İstanbul’un Mastarları / İstiklal’de tramvaya asılmak
Öyledir. İstanbullu daha doğrusu İstiklal caddeli çocuklar böyle büyür. Mutlaka tramvaya asılmalıdırlar. Yoksa eksik kalan bi’şeyler olucaktır. Bir yere yetişmek yada toplu taşıma araçlarına beleş binme heyecanı yaşamak için değil, kaptandan fırça yemek, ‘asılmayın len’ azarını işitmek için de değil, açık havada yolculuk daha eğlenceli olduğu için hiç değil.. Ni’çin peki?
Yazı ve Fotoğraf: Halit Ömer Camcı
Onların içinde zamanda yolculuk yapma arzusu vardır. Rüzgara karşı bir kartal uçuşuna imrenirler. Hayat hakkında büyük büyük sözler söylemeye hazırlanıyorlardır. Neşe yayacak tebessümleri vardır dudaklarının hemen kenarında. İstiklal, bir cadde değildir; hayatın, yaşıyor olmanın kendisidir.
Ebedi cennet çocukları’dır onlar, asıldıkları tramvay değil, hayattır. Uzuun caddenin kenarında elinde sepeti ‘lavanta’ satan, hayata bir başka ‘asılan’ yaşlı kadının sepetinden etrafa yayılan kokudur yaşamak onlar için.
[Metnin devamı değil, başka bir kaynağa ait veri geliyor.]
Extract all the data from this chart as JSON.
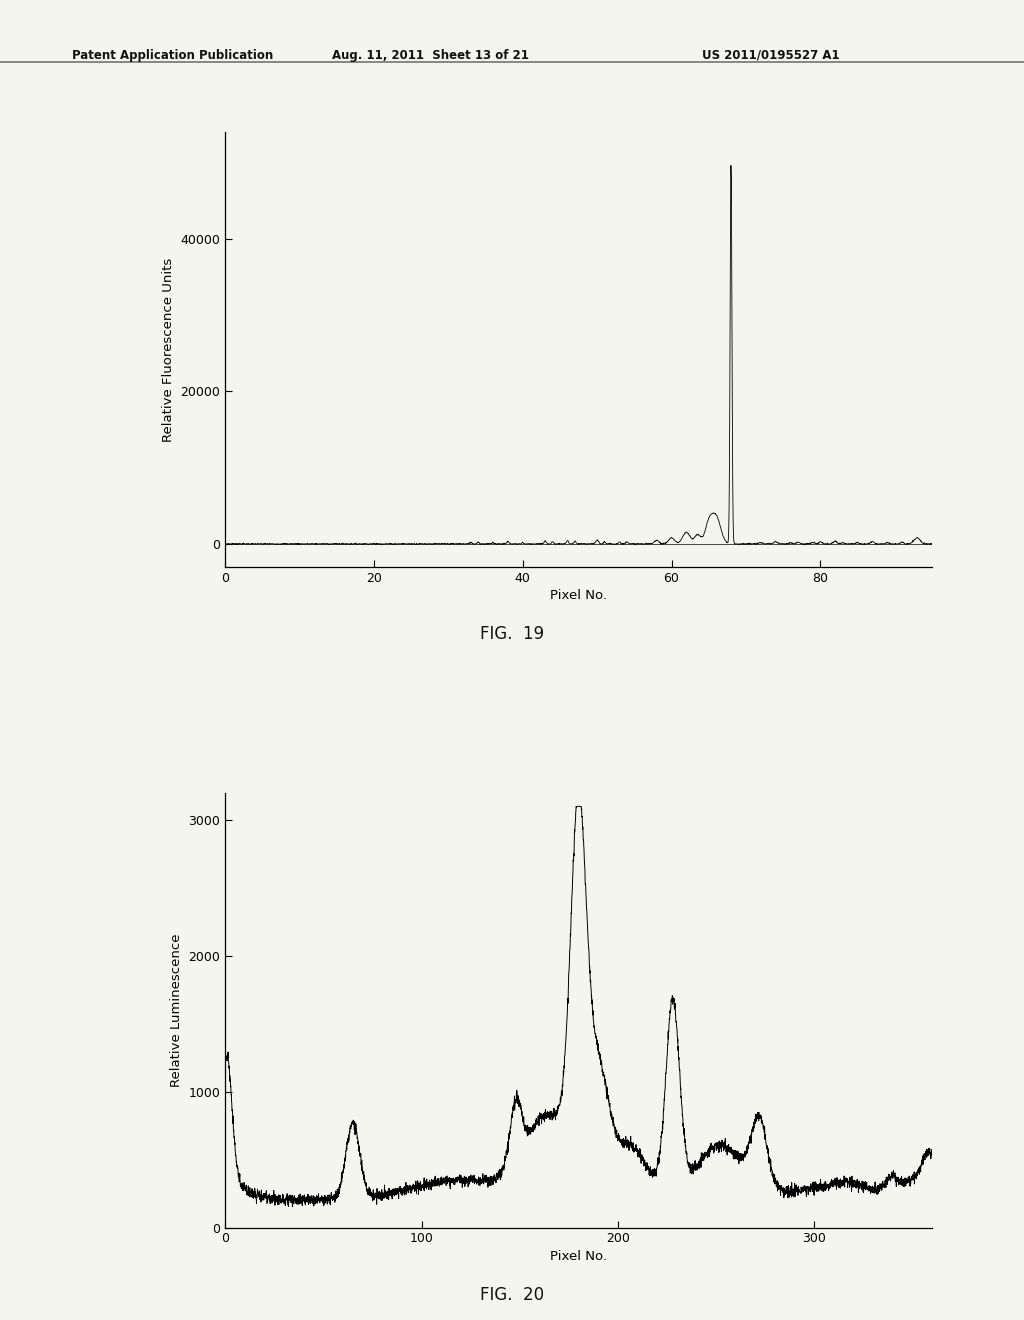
{
  "header_left": "Patent Application Publication",
  "header_mid": "Aug. 11, 2011  Sheet 13 of 21",
  "header_right": "US 2011/0195527 A1",
  "fig1": {
    "caption": "FIG.  19",
    "xlabel": "Pixel No.",
    "ylabel": "Relative Fluorescence Units",
    "xlim": [
      0,
      95
    ],
    "ylim": [
      -3000,
      54000
    ],
    "xticks": [
      0,
      20,
      40,
      60,
      80
    ],
    "yticks": [
      0,
      20000,
      40000
    ],
    "line_color": "#000000"
  },
  "fig2": {
    "caption": "FIG.  20",
    "xlabel": "Pixel No.",
    "ylabel": "Relative Luminescence",
    "xlim": [
      0,
      360
    ],
    "ylim": [
      0,
      3200
    ],
    "xticks": [
      0,
      100,
      200,
      300
    ],
    "yticks": [
      0,
      1000,
      2000,
      3000
    ],
    "line_color": "#000000"
  },
  "background_color": "#f5f5f0",
  "text_color": "#000000"
}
Bir kumrunun ansızın ürperişi gibi heyecanlı kalpleri müzik marketten yayılan Boena Vista şarkıları arasında titreyip durmaktadır herdaim. Yada İstiklal boyunca uzanan raylara bakarak Aşık Veysel’in Uzun İnce Bir Yoldayım türküsünü kendileri mırıldanırlar. Maksemin köşesinde gazete satan bir ama’nın hayatı seslerle kavradığı gibi kavrarlar olup biteni. Pala bıyıklarıyla turistlerle fotoğraf çektiren adamı gülerek izlerler.
Tramvaya asılıp da sonuna kadar giden hiç olmamıştır. Raconu da budur. Çünkü yolun sonu yoktur. Bazen tramvay bırakılır ve sonra tekrar peşinde koşulur. Bazen tek ayak merdivene basarken diğer ayak dışarıya sarkıtılır. Bazen tramvayın farına tutunulur. Tutulabilecek neresi varsa oraya yapışmak, oradan sarkmak, oradan bir uçurumun kenarında imiş hissi ile etrafa bakmaktır belki bütün olay.
İstiklal bir cadde, tramvay bir binek, İstanbul bir şehir midir sadece? Tramvaya tutunmak, sonsuzluğun kenarından varlığı yakalamak demektir.
İstanbul’un Mastarları – Bu yazı 2008 yılının Ocak ayında yayınlanan Gezgin dergisinin 12. sayısından alınmıştır.